Similar to virus infections, fungal infections are commonly seen in immunosuppressed transplant patients and can be life-threatening. Invasive Aspergillosis and Candidiasis are principal fungal infections among hematopoietic stem cell transplant (HSCT) patients, but Aspergillosis and other molds are the leading cause of deaths by fungal infections in immunocompromised allogeneic HSCT patients. The most effective treatment for fungal infections is preemptive and empirical anti-fungal therapies using agents such as fluconazole and amphotericin B deoxycholate (AmB-D). However, the success rate of antifungal therapy is generally low (in the 30–40% range) and associated with high toxicity. Both diagnosis and treatment for fungal infections are expensive and often ineffective. While improved formulations of AmB-D, second-generation triazoles, and echinocandins may be tolerable, newer generations of anti-fungal agents are very expensive. In animal studies, it has been shown that Aspergillosis can be successfully treated using Aspergillus-specific cytotoxic T cells (CTLs). Therefore, it is conceivable that CTLs specific to fungal antigens are effective in controlling fungal infections in allogeneic HSCT patients. To explore anti-fungal immune cell therapy, we used two different approaches to generate fungus-specific immune cells:

  1. Trichoderma and Rhizopus fungal lysates as antigen source to pulse dendritic cells (DCs), and

  2. pooled antigenic peptides to pulse DCs.

The antigen-primed DCs were then co-cultured with lymphocytes to generate antigen-specific immune effector cells.
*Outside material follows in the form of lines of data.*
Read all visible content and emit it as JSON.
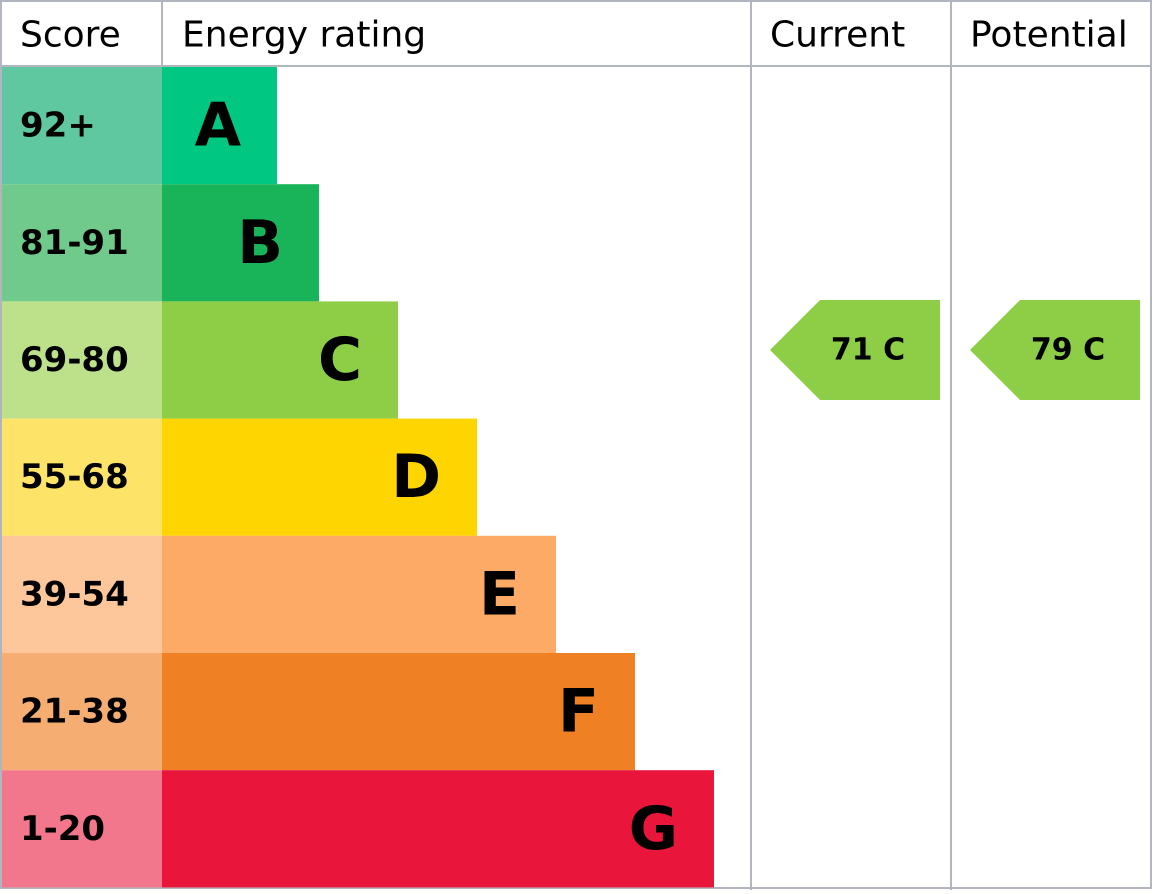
{
  "header": {
    "score": "Score",
    "rating": "Energy rating",
    "current": "Current",
    "potential": "Potential"
  },
  "bands": [
    {
      "score": "92+",
      "letter": "A",
      "score_color": "#5fc8a1",
      "color": "#00c781"
    },
    {
      "score": "81-91",
      "letter": "B",
      "score_color": "#6fca8b",
      "color": "#19b459"
    },
    {
      "score": "69-80",
      "letter": "C",
      "score_color": "#bde18a",
      "color": "#8dce46"
    },
    {
      "score": "55-68",
      "letter": "D",
      "score_color": "#fde469",
      "color": "#ffd500"
    },
    {
      "score": "39-54",
      "letter": "E",
      "score_color": "#fdc79b",
      "color": "#fcaa65"
    },
    {
      "score": "21-38",
      "letter": "F",
      "score_color": "#f5ad72",
      "color": "#ef8023"
    },
    {
      "score": "1-20",
      "letter": "G",
      "score_color": "#f2778d",
      "color": "#e9153b"
    }
  ],
  "current": {
    "label": "71 C",
    "color": "#8dce46"
  },
  "potential": {
    "label": "79 C",
    "color": "#8dce46"
  }
}
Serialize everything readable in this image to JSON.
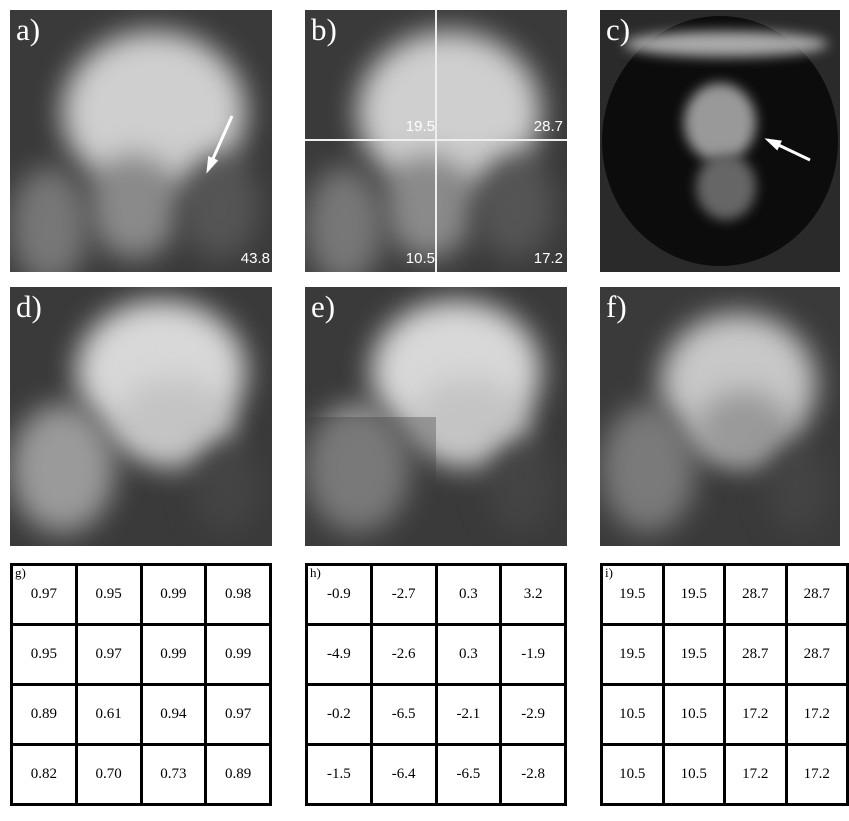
{
  "panels": [
    {
      "label": "a)",
      "values": [
        "43.8"
      ]
    },
    {
      "label": "b)",
      "values": [
        "19.5",
        "28.7",
        "10.5",
        "17.2"
      ]
    },
    {
      "label": "c)"
    },
    {
      "label": "d)"
    },
    {
      "label": "e)"
    },
    {
      "label": "f)"
    }
  ],
  "tables": [
    {
      "label": "g)",
      "rows": [
        [
          "0.97",
          "0.95",
          "0.99",
          "0.98"
        ],
        [
          "0.95",
          "0.97",
          "0.99",
          "0.99"
        ],
        [
          "0.89",
          "0.61",
          "0.94",
          "0.97"
        ],
        [
          "0.82",
          "0.70",
          "0.73",
          "0.89"
        ]
      ]
    },
    {
      "label": "h)",
      "rows": [
        [
          "-0.9",
          "-2.7",
          "0.3",
          "3.2"
        ],
        [
          "-4.9",
          "-2.6",
          "0.3",
          "-1.9"
        ],
        [
          "-0.2",
          "-6.5",
          "-2.1",
          "-2.9"
        ],
        [
          "-1.5",
          "-6.4",
          "-6.5",
          "-2.8"
        ]
      ]
    },
    {
      "label": "i)",
      "rows": [
        [
          "19.5",
          "19.5",
          "28.7",
          "28.7"
        ],
        [
          "19.5",
          "19.5",
          "28.7",
          "28.7"
        ],
        [
          "10.5",
          "10.5",
          "17.2",
          "17.2"
        ],
        [
          "10.5",
          "10.5",
          "17.2",
          "17.2"
        ]
      ]
    }
  ]
}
The ex vivo generated anti-fungal immune cells displayed antigen-specific effector functions as illustrated by intracellular IFN-γ and CD107a staining. Interestingly, the fungus-specific immune effector cells are mostly CD4 T cells for all three species of fungal antigens. In a pilot clinical study, patients were selected when diagnosed with invasive aspergillosis based on galactomannan and beta-glucan assays, radiographs, CT scans, and/or blood cultures, or after an extended unsuccessful anti-fungal treatment with non-tolerable organ toxicity. Early indications suggest that the infusion of anti-fungal immune cells is safe, with therapeutic efficacy based on objective clinical evidence and importantly, is cost-effective. Nevertheless, more effective diagnosis and surveillance tools are needed to document the effectiveness of our anti-fungal immune cell treatment.

Disclosures: Chang: Vectorite Biomedica Inc: Research Funding. Liang: Vectorite Biomedica Inc: Employment. Lien: Vectorite Biomedica Inc: Employment. Fu: Vectorite Biomedica Inc: Employment. Yang: Vectorite Biomedica Inc: Employment.